Infighting sees Arsenal bloodied and bowed
Wednesday 23 January 2008
Arsenal's first defeat to Spurs in over eight years ended in bloody acrimony last night – even if their manager, Arsène Wenger, professed not to have seen any of the ructions.
With the score at 4-1 to Spurs seven minutes from time, the visitors' frustrations came to a head with a confrontation between their 20-year-old Danish forward Nicklas Bendtner and the man who scored their only goal after coming on as a 64th-minute substitute, Emmanuel Adebayor. The latter appeared to strike out at his colleague as Arsenal massed in the Spurs box awaiting a free-kick, and the referee, Howard Webb, intervened, as did the Arsenal captain, William Gallas, with whom Bendtner became involved in a nose-to-nose confrontation as the youngster appeared to complain about his treatment.
Gallas admitted that Adebayor and Bendtner would have to apologise to Wenger. "I don't know exactly what happened. Everyone was disappointed about the score but we lost our calm. They know they made a mistake and maybe now they will have to speak to the boss and explain what they have done. They are only young but they have to understand."
There were reports afterwards that Adebayor, one of two Arsenal players booked, was restrained after the final whistle in the players' tunnel by a member of the visiting club's staff.
It came as no great surprise, however, that Wenger professed to have no knowledge of any disagreements. "I haven't seen it. I don't know anything about it," he said.
Wenger was his urbane self in his post-match press conference, although his distress at the night's events was evident as early as the second minute when Jermaine Jenas was allowed to shoot home among a group of red-and-white clad spectators. There followed a thunderous-browed, arms-folded strop which ended with him gesticulating alongside his fellow sufferer, Pat Rice.

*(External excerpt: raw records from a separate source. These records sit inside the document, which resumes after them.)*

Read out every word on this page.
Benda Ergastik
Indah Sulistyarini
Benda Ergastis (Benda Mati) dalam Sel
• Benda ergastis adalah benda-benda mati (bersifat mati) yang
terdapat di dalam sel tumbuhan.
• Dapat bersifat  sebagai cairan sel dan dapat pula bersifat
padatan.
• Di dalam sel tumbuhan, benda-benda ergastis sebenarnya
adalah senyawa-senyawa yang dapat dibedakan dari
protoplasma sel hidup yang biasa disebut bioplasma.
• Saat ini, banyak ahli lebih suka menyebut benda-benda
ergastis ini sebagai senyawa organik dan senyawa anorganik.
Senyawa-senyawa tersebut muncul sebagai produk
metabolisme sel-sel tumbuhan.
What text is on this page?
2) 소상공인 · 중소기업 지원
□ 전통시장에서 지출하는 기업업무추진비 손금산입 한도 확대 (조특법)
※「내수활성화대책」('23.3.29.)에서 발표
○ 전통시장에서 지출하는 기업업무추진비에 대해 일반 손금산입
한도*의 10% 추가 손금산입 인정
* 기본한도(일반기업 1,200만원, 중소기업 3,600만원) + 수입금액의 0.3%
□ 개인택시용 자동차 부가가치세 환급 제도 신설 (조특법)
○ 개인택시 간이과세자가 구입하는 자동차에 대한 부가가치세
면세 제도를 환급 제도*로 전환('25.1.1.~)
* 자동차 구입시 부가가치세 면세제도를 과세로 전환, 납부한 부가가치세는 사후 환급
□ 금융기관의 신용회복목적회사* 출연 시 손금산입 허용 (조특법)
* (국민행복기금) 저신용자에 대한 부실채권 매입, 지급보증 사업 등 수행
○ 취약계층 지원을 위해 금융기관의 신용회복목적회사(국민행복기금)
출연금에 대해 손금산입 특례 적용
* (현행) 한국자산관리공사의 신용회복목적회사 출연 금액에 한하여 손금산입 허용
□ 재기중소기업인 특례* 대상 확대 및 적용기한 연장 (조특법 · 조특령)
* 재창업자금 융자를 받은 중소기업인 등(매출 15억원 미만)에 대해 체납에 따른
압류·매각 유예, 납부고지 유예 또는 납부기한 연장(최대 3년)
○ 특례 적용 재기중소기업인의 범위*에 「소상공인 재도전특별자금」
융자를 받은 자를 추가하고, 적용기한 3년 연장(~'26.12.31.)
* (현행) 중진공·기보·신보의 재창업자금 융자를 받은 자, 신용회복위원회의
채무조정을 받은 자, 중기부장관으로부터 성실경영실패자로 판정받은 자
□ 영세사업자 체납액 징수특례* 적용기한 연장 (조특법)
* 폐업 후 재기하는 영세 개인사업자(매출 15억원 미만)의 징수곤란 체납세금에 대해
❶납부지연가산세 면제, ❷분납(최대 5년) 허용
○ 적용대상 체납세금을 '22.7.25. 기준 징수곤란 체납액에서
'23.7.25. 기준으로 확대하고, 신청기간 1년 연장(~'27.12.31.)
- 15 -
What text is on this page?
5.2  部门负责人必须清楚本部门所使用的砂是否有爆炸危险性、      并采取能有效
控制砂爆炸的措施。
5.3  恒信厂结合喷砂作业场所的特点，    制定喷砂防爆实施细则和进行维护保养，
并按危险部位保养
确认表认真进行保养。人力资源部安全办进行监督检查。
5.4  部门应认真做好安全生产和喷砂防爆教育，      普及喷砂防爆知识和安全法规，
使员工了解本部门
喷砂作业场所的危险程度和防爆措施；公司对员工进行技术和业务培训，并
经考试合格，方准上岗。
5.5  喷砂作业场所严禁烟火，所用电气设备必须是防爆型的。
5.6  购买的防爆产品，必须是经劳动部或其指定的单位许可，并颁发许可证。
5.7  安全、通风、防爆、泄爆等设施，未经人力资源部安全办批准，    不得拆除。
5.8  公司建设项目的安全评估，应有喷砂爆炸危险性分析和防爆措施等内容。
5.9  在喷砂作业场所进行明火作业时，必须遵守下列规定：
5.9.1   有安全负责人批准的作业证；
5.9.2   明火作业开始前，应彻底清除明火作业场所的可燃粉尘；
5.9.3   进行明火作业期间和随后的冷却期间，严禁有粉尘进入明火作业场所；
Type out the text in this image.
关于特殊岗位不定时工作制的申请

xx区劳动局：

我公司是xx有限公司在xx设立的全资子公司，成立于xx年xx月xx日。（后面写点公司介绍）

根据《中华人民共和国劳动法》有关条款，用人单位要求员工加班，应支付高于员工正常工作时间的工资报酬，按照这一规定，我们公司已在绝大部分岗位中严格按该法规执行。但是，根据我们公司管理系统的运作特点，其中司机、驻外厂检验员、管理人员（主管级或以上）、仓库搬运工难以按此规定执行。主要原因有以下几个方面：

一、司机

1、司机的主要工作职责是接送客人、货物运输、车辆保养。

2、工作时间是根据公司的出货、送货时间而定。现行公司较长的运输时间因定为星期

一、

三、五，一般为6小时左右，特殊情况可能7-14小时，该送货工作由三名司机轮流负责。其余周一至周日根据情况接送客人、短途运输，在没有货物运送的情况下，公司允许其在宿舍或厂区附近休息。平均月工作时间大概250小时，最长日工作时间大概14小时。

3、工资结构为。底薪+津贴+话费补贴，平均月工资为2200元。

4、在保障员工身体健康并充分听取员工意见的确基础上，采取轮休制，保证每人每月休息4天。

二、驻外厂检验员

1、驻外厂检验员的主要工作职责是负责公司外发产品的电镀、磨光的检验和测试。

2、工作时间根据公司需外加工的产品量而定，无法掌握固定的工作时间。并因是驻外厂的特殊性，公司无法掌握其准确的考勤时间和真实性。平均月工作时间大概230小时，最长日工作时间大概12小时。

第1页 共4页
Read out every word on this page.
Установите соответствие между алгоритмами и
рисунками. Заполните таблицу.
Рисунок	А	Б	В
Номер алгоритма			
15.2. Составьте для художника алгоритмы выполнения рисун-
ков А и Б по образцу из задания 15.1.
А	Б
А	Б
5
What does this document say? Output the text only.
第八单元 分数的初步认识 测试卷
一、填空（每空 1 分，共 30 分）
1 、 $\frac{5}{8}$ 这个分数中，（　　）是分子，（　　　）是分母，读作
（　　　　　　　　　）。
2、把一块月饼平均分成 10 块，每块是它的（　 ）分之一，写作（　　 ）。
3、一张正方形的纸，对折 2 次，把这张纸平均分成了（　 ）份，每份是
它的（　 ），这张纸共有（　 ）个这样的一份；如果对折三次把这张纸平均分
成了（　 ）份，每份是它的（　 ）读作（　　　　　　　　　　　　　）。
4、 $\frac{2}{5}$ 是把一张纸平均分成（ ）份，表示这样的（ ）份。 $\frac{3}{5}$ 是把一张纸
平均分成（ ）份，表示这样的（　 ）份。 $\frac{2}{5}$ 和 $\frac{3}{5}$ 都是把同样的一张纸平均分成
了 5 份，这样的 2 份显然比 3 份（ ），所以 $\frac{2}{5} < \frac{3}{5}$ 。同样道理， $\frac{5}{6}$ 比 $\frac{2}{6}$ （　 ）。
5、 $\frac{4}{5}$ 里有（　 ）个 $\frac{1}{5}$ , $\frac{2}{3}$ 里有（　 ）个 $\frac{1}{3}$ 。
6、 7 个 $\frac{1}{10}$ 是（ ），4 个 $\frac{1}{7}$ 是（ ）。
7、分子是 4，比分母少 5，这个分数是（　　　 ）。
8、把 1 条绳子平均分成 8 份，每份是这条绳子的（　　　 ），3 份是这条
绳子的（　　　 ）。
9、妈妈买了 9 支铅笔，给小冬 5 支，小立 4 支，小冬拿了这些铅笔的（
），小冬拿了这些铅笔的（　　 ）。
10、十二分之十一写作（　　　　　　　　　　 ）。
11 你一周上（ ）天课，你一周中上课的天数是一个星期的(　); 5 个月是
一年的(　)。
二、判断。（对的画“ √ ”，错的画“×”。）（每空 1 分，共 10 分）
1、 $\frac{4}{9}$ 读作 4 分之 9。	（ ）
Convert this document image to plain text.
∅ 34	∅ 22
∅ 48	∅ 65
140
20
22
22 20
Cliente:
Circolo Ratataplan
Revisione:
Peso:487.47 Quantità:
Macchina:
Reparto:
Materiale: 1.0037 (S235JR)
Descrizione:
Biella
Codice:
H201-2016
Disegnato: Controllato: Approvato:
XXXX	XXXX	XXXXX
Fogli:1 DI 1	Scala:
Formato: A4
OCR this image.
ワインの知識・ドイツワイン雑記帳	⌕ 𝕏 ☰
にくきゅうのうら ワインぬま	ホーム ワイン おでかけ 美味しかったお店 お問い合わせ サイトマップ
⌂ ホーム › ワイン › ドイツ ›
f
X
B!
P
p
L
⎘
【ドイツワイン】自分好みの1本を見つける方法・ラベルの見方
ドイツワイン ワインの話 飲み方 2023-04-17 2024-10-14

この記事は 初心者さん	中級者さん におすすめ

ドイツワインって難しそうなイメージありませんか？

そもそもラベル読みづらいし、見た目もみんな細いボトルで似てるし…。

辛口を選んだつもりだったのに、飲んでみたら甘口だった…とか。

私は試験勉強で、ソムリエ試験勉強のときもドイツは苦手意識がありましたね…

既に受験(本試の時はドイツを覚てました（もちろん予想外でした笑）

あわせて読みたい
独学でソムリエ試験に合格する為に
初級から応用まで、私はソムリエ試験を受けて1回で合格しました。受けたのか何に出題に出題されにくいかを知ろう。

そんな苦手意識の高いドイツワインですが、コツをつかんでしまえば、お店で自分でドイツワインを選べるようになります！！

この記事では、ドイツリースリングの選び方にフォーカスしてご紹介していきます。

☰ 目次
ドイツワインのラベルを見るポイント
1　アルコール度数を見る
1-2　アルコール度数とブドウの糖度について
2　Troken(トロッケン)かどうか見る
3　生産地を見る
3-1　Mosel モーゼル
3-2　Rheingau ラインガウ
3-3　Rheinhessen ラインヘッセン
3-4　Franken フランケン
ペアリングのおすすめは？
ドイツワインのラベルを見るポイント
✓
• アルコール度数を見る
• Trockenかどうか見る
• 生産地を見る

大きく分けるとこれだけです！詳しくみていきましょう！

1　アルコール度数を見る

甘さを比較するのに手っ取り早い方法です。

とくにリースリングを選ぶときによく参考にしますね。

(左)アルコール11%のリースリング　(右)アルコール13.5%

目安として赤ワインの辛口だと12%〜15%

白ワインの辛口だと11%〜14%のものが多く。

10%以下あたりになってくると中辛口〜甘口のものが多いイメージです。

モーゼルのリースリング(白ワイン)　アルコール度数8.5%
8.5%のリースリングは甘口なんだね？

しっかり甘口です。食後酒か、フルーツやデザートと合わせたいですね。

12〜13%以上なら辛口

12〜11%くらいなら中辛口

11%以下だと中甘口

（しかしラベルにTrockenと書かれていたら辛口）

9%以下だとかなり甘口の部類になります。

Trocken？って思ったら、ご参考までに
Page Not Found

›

If those emotions were bubbling beneath the surface within Wenger as the Spurs fans floated home in celebration of VNL Day – that is, Victory in North London Day – amid devout renditions of "Que sera, sera, whatever will be will be, we're going to Wembley, que sera, sera", Arsenal's manager produced an intriguing gloss on what will go down in Tottenham's history as a famous victory over their rivals.
"It's a disappointment because we lost, but I feel that everything was against us tonight," Wenger said. "We were not mature enough to control the game and stop their counter-attacking after we went behind. The score was very high and very brutal, but it doesn't reflect what I have seen. Because the first shot was a goal, the second goal was an own goal, the third goal was straight after half-time and the rest of the game had no real meaning. They were catching us on the break."
So, those five fortunate goals apart, Arsenal would have been worthy winners...
Wenger insisted the evening had been profitable despite the score. "It's good to see that some players are not ready for that level but they have potential," he said. That assessment will ring coldly with 18-year-old Theo Walcott, who Wenger admitted last week had not progressed ideally in the last couple of years. Offered the rarity of a start in his favourite position, up front, Walcott was a disconsolate figure who was able to contribute nothing except willing running until he was replaced.
The Spurs manager, Juande Ramos, was delighted at having guided his team to Wembley within three months of taking over from Martin Jol. "To get to a final so soon is a fantastic achievement for the players, and even more so for the fans, because it is such a long time since Tottenham beat Arsenal," he said.